Vortrag
Samstag, 1.2.2014, 10:30h

Gunter Pilz

Emotionen beleben das Geschäft. Wandlungen des Zuschauer- und Fanverhaltens im Profi-Fußball

„Massensport, das heißt heute: Zweiundzwanzig spielen Fußball, Tausende und Zehntausende sehen zu. Sie stehen um das Spielfeld herum, kritisieren, johlen, pfeifen, geben ihr sachverständiges Urteil ab, feuern die Spieler an, bejubeln ihre Lieblinge, beklatschen einzelne Leistungen, reißen den Schiedsrichter herunter, fanatisieren sich, spielen innerlich mit. (…) Sie verfallen der Fußballpsychose, und sie benehmen sich auf dem Sportplatz, als hinge nicht nur ihr eigenes Wohl und Wehe, sondern das Wohl und Wehe der ganzen Welt von dem Ausgang dieses lumpigen Fußballspiels ab.“ Mit diesen Worten warnte der Sozialdemokrat Helmut Wagner 1931 vor der Gefahr von Massenemotionen beim Fußballspiel.

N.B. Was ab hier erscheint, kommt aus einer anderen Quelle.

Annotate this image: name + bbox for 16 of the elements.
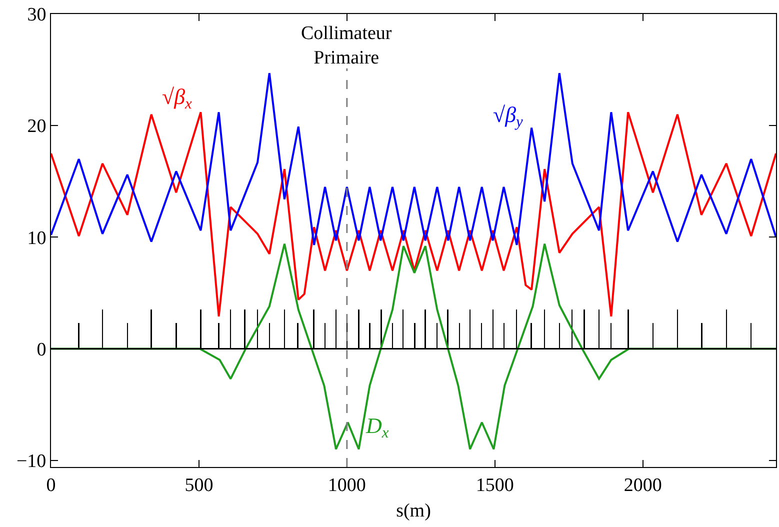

Fußball aber ist Emotion, das Fußballspiel als menschliches Drama lebt von Emotionen. Am deutlichsten wird dies in der Person des Schiedsrichters, der nicht zuletzt auch aufgrund seiner Fehlbarkeit und der Institution der Tatsachenentscheidung eine durchaus nicht nur im Sinne der These vom „situativen aggressiven Hinweisreiz“ problematische, nämlich Gewalt fördernde Rolle spielt, sondern im Sinne des griechischen Dramas auch kathartische Funktion hat. Sportarenen, das Fußballspiel sind entsprechend eine der letzten erhaltenen öffentlichen Bastionen für das Ausleben dieser Emotionen. Vielleicht ist es gerade das was die Beliebtheit, die Faszination des Fußballsports ausmacht. Wer aus dem Fußballsport die Emotionen herausnimmt, der nimmt dem Fußballsport nicht nur seine Seele, er nimmt auch der Gesellschaft ein wichtiges Ventil.
Dies nicht zuletzt auch angesichts der von Zinnecker formulierten These, dass nicht nur die Kommerzialisierung des Fußballsports und die damit verbundene Entfremdung der Fans von den Vereinen Gewaltpotentiale mittelbar freisetzt, sondern dass auch aufgrund der gewaltbejahenden Strukturen Jugendliche erst das Freizeitangebot Fußball schätzen lernen. Kein anderer Mannschaftssport gewährt seinen Zuschauern ein räumlich größeres Handlungsfeld. Abweichende Handlungen lassen sich hier besonders publikumswirksam herausstellen.
Dabei haben im Laufe der Entwicklung des Fußballs zum Massensport, die einsetzende Kommerzialisierung, Professionalisierung und Eventisierung nicht nur zu einer Ausdifferenzierung der Zuschauer- und Fangruppen geführt, sondern auch zu einem Wandel des Zuschauer- und Fanverhaltens und der Stimmung, Atmosphäre und des Auslebens von Emotionen im Stadion.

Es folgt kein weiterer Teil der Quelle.